Comment by whitedusk on August 30, 2010 at 1:46 pm
*crossing fingers* I haven’t had bad luck with a DVD-r over the years and hopefully it stays that way. If you are going to increase storage devices the extra electricity usage may “trip” you even more. Best you get a UPS with whatever you plan to do~
Comment by lastchancekowloon on August 30, 2010 at 8:31 pm
I use mobileme, and it works brilliantly, but I’m only dealing with about 2 gigs of files. Cloud is def the way to go… The initial upload, however, as someone alluded to, would take ages.
Comment by mikke on August 31, 2010 at 12:53 am
I have been through hell with back ups over the past 2 months. Due to space constraints on some of the PC’s ( I have 3 PC’s and 2 macs) I bought a HP Media Server (2x1TB). Main reason was, I wanted to have all music in one location, and make back up from there. I have tried using the Media Collector, the Back up service, just moving files. iTunes files disappear, get’s duplicated, I loose connectivity (although computers and media server are all in one house), pretty much everything happens. The worst thing is, the feeling that the set up can’t be trusted. I am now back to separate drives for each computer, although external, but I am uncertain if I can use the Media Server even to back them up. Not sure where I go from here.
Comment by jd on August 31, 2010 at 10:17 am
It’s funny (not if it happens to oneself) how many times I’ve heard of RAID failures like this – I’m skeptical of having some system that automatically overwrites the data on the “failed” drive. I apologize for mentioning it, but you’ve had quite a few RAID failures that you’ve mentioned on this blog!
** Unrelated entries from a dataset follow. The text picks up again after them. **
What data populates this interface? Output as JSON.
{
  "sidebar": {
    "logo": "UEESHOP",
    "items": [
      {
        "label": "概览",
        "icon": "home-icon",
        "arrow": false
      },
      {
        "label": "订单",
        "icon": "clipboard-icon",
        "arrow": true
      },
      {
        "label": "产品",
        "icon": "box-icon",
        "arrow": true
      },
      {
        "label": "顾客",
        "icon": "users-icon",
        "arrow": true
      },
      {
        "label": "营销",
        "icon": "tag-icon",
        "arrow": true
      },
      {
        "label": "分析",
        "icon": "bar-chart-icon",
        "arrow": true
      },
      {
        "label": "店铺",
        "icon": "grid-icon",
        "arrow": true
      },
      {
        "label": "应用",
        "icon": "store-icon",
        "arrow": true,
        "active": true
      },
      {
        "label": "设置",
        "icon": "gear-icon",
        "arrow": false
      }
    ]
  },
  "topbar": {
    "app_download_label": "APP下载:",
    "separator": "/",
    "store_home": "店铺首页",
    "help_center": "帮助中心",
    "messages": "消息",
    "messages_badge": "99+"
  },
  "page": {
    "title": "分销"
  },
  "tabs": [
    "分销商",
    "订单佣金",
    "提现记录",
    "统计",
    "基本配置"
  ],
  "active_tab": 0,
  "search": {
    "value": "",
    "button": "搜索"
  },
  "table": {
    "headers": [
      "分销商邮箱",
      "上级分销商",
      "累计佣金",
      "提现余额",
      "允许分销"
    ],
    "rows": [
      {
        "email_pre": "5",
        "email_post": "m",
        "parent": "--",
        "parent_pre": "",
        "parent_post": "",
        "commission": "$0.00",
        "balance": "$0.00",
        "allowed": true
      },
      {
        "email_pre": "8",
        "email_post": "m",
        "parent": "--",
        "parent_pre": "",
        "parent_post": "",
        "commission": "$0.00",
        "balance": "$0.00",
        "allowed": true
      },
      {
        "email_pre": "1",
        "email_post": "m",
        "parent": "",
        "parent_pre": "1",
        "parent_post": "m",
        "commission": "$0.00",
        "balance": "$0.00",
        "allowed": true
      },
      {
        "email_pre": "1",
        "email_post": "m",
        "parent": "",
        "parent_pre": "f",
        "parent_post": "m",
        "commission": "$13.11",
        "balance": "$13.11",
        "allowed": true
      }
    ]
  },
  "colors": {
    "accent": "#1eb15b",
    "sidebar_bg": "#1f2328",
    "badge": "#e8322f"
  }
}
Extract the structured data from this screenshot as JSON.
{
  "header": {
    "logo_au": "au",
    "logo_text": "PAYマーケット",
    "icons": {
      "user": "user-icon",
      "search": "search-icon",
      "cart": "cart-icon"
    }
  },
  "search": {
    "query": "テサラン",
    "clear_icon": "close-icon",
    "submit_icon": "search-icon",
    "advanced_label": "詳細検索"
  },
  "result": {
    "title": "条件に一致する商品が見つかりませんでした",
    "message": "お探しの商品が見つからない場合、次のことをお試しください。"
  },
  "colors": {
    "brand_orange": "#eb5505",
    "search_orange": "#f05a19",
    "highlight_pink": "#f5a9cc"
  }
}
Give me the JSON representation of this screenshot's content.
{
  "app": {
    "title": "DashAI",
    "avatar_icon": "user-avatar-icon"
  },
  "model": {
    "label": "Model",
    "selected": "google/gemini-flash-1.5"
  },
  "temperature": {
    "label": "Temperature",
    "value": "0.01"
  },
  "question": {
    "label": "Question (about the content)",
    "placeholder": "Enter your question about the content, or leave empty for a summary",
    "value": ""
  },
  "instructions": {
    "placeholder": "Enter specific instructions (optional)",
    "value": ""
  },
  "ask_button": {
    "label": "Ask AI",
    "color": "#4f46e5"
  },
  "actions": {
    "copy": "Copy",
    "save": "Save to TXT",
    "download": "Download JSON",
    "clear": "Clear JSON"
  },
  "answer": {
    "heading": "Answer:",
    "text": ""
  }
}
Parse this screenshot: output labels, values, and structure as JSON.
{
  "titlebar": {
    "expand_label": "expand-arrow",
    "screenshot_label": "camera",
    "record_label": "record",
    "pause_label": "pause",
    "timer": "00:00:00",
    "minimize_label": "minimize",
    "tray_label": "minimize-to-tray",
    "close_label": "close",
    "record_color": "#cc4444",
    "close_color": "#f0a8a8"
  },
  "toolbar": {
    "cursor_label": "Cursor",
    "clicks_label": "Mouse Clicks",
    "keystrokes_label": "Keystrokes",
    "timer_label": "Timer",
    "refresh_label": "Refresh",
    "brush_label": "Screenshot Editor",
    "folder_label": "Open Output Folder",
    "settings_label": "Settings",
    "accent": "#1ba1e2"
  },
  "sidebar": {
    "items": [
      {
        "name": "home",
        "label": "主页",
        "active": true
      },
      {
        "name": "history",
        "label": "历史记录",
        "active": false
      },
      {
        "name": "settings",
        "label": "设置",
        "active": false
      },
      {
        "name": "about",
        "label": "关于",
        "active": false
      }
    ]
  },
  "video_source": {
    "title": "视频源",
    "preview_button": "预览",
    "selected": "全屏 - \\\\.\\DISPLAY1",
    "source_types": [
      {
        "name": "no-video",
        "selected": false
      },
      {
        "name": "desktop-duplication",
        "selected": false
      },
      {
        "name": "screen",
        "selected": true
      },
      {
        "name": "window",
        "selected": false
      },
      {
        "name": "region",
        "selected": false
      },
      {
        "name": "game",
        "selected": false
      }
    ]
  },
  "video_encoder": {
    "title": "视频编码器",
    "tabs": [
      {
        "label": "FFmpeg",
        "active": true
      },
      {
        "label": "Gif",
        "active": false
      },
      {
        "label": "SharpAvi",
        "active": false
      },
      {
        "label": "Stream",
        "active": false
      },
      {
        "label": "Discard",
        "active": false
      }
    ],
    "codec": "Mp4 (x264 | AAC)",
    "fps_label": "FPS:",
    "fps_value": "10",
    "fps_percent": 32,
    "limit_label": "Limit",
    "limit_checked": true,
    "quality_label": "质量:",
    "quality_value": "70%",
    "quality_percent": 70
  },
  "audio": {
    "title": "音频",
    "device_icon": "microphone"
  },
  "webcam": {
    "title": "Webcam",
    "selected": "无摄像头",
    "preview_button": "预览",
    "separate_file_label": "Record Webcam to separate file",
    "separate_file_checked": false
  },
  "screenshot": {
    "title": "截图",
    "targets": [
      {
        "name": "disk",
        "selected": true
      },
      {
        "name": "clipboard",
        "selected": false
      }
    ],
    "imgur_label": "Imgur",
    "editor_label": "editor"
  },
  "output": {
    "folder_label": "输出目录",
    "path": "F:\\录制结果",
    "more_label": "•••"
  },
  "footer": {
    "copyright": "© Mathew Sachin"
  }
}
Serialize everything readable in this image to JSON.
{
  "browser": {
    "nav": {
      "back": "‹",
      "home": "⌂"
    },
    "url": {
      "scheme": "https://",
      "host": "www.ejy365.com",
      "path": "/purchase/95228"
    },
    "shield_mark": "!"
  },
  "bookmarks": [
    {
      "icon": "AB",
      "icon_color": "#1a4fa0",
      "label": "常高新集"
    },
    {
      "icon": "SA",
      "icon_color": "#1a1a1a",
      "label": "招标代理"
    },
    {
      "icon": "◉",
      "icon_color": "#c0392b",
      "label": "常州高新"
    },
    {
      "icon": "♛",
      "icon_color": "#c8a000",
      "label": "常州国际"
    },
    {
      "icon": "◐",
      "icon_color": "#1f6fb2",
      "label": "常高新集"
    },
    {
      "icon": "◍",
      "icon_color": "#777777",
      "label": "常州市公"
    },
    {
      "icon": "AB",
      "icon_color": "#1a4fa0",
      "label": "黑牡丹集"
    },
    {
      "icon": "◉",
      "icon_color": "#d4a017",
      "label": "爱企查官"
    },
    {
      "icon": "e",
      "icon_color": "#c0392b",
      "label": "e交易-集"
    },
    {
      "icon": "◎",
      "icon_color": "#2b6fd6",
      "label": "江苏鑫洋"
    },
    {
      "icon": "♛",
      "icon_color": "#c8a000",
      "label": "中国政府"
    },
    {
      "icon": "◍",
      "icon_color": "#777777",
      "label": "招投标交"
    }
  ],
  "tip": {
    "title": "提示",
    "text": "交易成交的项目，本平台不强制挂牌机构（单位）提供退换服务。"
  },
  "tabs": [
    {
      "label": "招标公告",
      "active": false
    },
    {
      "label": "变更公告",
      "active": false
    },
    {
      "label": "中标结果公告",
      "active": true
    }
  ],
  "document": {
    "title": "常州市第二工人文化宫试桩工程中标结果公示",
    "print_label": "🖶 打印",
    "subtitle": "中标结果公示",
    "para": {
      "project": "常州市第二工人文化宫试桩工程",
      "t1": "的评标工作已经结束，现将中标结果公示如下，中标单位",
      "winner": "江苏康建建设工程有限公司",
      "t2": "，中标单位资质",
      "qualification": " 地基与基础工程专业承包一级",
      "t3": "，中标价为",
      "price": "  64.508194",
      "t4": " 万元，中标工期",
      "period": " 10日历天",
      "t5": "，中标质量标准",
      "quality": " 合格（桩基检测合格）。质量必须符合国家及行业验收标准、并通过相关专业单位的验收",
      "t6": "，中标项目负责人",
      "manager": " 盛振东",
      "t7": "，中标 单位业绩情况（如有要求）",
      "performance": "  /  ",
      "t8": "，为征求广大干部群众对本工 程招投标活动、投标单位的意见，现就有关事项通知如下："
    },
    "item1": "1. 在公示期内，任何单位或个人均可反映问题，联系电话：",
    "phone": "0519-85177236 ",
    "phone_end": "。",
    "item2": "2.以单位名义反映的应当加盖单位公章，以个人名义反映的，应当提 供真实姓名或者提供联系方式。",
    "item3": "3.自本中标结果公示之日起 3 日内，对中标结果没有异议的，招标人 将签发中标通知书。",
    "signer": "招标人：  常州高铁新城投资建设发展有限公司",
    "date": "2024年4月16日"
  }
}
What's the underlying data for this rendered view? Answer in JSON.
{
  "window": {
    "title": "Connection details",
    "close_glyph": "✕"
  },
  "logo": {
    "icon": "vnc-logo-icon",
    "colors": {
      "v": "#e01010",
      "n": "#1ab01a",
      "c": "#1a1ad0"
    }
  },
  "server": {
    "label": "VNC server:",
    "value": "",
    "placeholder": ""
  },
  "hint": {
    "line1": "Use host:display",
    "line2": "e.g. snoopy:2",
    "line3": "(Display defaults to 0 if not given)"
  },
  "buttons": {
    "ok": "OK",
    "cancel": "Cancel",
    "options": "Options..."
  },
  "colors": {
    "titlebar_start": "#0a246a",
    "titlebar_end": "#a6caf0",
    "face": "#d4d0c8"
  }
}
I’d much rather have separate physical devices that are backed up to periodically – time machine does that for me now, but rsync will suffice in a pinch.
Comment by Spike on August 31, 2010 at 12:17 pm
I’ve had quite a few disk failures, yes, but not that many RAID failures.
One of the tech support guys in my office told me yesterday that the problem was my reliance on hardware RAID solutions – he says software-based RAID is a better approach. Or maybe the issue is that I’m buying cheap boxes and getting what I pay for.